I think I have wrongly assumed that as we all get older, we all automatically grow up. I know growing up is something I have talked a lot about on this site, and it is something I think about a fair bit too. It is also something that is obviously an ongoing and evolving process, and something I proudly can see creating changes in me.
The main change that has come about in myself would be my reactions to and handling of situations where I must be patient and not fly off the handle (ignore "Men Suck" below - even Troy backed me up on the one, and if you're wondering, this post isn't about that particular man), in order to get the response or result I desire. Believe it or not, I am not so self-centred anymore when it boils down to making the right choice (it may come across otherwise on here, but then again, this blog is about....me) and I have definitely learned to look at a story or argument from all relevant angles before having my say.

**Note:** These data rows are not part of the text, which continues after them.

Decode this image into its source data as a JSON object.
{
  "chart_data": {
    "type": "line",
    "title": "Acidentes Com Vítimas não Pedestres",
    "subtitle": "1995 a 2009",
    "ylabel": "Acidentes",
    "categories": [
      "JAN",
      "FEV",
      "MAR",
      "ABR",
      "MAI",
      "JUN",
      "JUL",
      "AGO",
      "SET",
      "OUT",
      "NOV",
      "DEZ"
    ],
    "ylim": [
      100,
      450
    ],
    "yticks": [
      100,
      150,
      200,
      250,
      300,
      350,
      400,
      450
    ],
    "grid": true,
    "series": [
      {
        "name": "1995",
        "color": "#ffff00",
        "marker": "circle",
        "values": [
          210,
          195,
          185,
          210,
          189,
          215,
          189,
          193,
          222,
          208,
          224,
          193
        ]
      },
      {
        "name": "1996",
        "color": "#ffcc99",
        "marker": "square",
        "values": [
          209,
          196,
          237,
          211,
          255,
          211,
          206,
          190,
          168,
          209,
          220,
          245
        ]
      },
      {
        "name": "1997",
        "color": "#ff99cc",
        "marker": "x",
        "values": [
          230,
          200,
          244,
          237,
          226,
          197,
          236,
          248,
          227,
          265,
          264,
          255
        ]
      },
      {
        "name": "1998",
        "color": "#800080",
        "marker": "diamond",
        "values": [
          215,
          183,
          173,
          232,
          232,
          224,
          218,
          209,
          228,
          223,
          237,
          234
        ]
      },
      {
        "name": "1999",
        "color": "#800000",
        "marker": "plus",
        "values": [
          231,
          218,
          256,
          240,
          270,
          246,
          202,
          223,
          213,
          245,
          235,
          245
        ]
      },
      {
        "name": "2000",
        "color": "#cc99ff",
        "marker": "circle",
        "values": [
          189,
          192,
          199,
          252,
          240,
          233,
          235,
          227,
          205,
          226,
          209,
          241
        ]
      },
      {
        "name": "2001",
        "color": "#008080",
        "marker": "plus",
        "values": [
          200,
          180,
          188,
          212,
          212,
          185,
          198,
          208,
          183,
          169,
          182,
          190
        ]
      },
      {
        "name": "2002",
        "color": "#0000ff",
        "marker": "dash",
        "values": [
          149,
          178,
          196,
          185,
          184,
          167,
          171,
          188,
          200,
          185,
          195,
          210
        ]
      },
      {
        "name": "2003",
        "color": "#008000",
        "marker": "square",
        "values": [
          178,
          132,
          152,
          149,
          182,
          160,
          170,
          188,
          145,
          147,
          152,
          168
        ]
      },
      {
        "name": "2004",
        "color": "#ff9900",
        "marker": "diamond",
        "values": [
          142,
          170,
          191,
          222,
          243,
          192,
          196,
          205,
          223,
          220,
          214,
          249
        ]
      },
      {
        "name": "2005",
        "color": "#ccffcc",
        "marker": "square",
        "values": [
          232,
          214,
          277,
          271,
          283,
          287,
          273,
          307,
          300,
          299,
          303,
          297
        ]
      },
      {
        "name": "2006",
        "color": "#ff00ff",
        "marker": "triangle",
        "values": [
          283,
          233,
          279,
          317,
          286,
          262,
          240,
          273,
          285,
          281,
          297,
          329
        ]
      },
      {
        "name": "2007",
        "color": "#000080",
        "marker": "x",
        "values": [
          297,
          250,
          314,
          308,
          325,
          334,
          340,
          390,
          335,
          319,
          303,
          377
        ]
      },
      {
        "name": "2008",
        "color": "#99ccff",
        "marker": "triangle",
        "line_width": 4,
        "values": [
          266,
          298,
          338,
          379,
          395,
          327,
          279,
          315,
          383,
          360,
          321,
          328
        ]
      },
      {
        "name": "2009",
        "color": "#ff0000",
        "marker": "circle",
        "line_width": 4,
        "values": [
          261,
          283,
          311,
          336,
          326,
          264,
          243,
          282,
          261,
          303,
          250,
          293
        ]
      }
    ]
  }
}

I thought these traits were something that eventually revealed themselves to everyone. I thought wrong - the following exhibit definitely has a long way to go!
At an age nearing 40, you think most men would have lost the whole "Me! Me! Me!" attitude and gotten with the program. I am surprised to say that yesterday I was part of an exchange that was just like dealing with a kid from high school who had yet to learn the world is a big place and doesn't revolve around them - in other words, there was just no talking any sense and asking him to put himself in my shoes was definitely out of the question. What went from a legititmate concern of mine turned into pure 180 of a "Look at everything I have done for you/What about me?" kind of a discussion. And the more calm my responses, the more agitated the reactions became.
And when I got to thinking about it - that is having a laugh over it with my housemates - I realised that every discussion, be it of the serious or lighthearted variety, I have ever had with this person, always somehow turned around to being all about him. I thought maybe that was just my slant on it, but then I re-read all the messages stored on my phone, and it turns out my hunch was right.
I'd like to say "He'll learn for himself one day", but I think he is definitely past that point. Now I can understand why he has stayed in Japan so long - no western woman would put up with this kind of crap.